You forgot the essence of the A* algorithm, that is the h(n) cost, that comes from an heuristic calculation.
You have to implement a method, the h(n) that will calculate, based on yours heuritics, the possible cost from actual path to the final path, and this value will be used to calculate the walking cost:
f'(n) = g(n) + h'(n), being the g(n) the already know cost, at your case, the x->cost.
g(n) is the total distance cost it has
taken to get from the starting
position to the current location.
h'(n) is the estimated distance cost from
the current position to the goal
destination/state.

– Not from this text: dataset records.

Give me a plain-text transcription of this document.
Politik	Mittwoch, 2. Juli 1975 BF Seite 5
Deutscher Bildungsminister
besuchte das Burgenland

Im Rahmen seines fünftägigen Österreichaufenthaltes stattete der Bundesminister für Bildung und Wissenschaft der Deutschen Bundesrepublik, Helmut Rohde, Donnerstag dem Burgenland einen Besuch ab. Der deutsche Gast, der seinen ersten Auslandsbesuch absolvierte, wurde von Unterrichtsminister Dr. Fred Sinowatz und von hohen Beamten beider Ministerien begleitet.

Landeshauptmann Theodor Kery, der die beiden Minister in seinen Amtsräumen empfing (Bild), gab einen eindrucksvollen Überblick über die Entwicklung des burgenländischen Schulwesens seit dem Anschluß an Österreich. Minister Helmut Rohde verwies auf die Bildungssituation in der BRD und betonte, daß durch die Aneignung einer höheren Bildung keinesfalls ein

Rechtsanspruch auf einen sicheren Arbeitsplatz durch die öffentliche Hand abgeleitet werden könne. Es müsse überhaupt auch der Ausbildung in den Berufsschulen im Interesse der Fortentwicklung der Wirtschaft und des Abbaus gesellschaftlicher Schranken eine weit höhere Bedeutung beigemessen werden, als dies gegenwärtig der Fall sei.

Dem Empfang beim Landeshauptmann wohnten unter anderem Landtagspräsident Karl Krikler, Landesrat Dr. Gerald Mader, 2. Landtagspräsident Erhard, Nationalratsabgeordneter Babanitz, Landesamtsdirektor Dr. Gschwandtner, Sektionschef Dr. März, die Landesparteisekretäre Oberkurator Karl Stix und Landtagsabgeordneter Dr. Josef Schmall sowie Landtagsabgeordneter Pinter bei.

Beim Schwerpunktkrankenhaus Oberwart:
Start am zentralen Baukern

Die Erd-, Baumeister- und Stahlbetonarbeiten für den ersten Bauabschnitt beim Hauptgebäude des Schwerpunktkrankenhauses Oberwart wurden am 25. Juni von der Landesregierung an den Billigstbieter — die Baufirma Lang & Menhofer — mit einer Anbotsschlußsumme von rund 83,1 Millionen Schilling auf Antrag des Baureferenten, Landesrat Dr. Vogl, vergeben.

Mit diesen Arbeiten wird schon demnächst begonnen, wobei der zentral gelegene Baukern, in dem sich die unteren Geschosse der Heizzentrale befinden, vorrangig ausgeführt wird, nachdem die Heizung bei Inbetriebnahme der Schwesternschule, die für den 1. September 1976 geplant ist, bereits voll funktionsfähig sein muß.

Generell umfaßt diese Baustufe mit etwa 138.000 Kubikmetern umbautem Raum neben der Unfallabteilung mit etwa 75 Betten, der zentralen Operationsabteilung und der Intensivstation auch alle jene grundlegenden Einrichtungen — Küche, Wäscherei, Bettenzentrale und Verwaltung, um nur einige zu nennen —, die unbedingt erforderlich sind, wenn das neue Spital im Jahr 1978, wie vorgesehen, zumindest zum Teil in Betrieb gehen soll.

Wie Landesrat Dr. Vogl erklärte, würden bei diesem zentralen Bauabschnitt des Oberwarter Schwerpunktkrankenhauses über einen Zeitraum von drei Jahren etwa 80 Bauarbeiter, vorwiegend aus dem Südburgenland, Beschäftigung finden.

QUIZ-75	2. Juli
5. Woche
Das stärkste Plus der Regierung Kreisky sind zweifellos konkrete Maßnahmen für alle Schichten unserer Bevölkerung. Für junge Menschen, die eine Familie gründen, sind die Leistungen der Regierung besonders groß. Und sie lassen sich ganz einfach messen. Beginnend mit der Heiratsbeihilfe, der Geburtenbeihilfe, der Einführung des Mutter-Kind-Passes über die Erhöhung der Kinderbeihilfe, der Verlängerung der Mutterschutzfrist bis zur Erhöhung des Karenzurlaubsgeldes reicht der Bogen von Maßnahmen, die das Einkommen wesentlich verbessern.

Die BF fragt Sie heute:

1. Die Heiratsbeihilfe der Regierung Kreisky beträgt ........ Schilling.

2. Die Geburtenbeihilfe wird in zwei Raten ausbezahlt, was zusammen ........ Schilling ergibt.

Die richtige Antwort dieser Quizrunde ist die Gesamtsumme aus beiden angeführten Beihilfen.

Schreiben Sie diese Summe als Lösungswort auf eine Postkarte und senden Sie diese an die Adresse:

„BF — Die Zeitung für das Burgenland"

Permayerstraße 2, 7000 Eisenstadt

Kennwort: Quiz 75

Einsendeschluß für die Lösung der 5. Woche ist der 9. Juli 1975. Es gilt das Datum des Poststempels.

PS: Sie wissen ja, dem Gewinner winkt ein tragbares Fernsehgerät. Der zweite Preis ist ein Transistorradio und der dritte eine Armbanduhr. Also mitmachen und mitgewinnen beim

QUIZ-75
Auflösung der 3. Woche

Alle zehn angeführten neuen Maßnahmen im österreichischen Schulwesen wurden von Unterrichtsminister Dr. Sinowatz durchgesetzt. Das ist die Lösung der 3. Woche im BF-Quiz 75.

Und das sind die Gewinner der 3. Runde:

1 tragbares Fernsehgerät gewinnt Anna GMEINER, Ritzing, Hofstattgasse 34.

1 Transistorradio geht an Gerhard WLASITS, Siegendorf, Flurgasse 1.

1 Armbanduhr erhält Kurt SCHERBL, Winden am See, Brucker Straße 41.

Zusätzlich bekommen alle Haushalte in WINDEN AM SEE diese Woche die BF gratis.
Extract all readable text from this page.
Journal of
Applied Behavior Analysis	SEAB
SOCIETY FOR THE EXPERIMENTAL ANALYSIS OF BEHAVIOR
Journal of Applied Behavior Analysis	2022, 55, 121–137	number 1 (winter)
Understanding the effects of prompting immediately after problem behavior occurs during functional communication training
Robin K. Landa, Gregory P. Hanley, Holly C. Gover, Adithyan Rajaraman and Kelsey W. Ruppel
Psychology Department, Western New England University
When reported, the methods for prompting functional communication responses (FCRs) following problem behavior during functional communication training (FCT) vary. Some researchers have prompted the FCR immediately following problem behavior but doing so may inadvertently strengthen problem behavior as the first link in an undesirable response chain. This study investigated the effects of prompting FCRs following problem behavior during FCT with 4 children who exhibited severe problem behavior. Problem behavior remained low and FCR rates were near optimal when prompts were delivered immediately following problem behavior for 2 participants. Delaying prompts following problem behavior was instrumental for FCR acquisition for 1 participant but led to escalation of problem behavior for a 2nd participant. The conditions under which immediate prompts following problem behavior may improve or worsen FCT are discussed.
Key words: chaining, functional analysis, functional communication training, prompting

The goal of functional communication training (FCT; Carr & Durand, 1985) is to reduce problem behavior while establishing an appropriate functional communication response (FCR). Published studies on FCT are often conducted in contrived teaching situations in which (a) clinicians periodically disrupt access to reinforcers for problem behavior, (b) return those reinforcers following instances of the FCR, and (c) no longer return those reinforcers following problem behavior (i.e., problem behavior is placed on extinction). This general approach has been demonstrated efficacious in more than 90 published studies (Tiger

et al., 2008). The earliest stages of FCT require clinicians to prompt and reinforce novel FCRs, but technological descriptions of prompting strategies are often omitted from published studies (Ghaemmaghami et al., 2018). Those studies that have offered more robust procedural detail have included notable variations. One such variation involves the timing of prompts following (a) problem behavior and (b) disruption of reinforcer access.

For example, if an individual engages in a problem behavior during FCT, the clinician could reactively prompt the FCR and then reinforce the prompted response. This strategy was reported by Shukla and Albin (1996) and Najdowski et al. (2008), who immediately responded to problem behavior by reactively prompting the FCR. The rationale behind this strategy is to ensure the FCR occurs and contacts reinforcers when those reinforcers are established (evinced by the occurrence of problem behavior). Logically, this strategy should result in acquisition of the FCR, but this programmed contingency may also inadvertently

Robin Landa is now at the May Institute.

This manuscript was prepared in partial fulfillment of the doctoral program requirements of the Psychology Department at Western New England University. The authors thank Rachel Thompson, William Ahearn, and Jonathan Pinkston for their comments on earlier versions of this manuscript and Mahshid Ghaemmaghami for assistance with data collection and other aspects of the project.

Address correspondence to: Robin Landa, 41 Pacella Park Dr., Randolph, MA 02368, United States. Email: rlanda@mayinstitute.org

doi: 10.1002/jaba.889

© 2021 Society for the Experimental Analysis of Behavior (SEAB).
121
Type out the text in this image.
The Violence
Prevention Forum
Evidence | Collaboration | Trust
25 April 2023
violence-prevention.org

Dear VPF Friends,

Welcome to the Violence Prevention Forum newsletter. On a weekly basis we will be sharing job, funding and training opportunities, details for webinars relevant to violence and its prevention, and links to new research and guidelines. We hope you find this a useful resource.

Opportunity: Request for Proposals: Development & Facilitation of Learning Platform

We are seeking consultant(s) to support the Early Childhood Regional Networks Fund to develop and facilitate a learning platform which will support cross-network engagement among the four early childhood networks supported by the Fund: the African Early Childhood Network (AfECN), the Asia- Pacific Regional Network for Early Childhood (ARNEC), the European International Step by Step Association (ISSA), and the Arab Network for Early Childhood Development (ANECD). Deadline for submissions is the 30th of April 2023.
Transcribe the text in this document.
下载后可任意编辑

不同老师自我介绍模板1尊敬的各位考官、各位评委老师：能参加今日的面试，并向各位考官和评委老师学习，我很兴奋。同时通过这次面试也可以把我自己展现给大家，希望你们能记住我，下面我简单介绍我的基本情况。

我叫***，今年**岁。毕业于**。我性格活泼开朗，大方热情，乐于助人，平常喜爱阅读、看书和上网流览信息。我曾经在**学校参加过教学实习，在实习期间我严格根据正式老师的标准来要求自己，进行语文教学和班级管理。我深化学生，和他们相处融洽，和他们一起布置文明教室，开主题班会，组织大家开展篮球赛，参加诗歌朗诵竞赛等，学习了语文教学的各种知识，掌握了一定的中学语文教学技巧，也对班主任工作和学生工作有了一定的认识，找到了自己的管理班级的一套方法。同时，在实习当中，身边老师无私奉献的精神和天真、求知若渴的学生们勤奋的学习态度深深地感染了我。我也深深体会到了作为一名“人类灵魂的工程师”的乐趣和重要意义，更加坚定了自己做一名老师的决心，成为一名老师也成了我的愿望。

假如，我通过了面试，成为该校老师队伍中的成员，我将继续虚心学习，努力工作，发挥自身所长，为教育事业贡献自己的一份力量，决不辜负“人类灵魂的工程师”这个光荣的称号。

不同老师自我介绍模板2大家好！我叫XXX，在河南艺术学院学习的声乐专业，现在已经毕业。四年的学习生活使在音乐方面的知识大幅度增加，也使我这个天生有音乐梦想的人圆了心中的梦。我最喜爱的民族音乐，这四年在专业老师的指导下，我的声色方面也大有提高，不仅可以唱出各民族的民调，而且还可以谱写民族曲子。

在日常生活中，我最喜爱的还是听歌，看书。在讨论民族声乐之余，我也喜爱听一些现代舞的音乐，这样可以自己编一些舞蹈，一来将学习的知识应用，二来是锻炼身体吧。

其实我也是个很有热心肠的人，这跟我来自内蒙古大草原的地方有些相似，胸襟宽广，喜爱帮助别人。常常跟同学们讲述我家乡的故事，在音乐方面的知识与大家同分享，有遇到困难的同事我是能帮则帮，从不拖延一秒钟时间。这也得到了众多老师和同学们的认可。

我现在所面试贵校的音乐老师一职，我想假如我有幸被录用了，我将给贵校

A heuristic
function is used to create this
estimate on how far away it will take
to reach the goal state.
f'(n) is the sum of g(n) and h'(n).
This is the current estimated shortest
path. f(n) is the true shortest path
which is not discovered until the A*
algorithm is finished.
So, what you have to do:
Implement a method heuristic_cost(actual_node, final_node);
Use this value together with the actual cost, like the equation before, by example: min_cost=t->next->cost + heuristic_cost(t->next, final_node) ;
I really like the explanation here: Link , cleaner than wikipedia's explanation.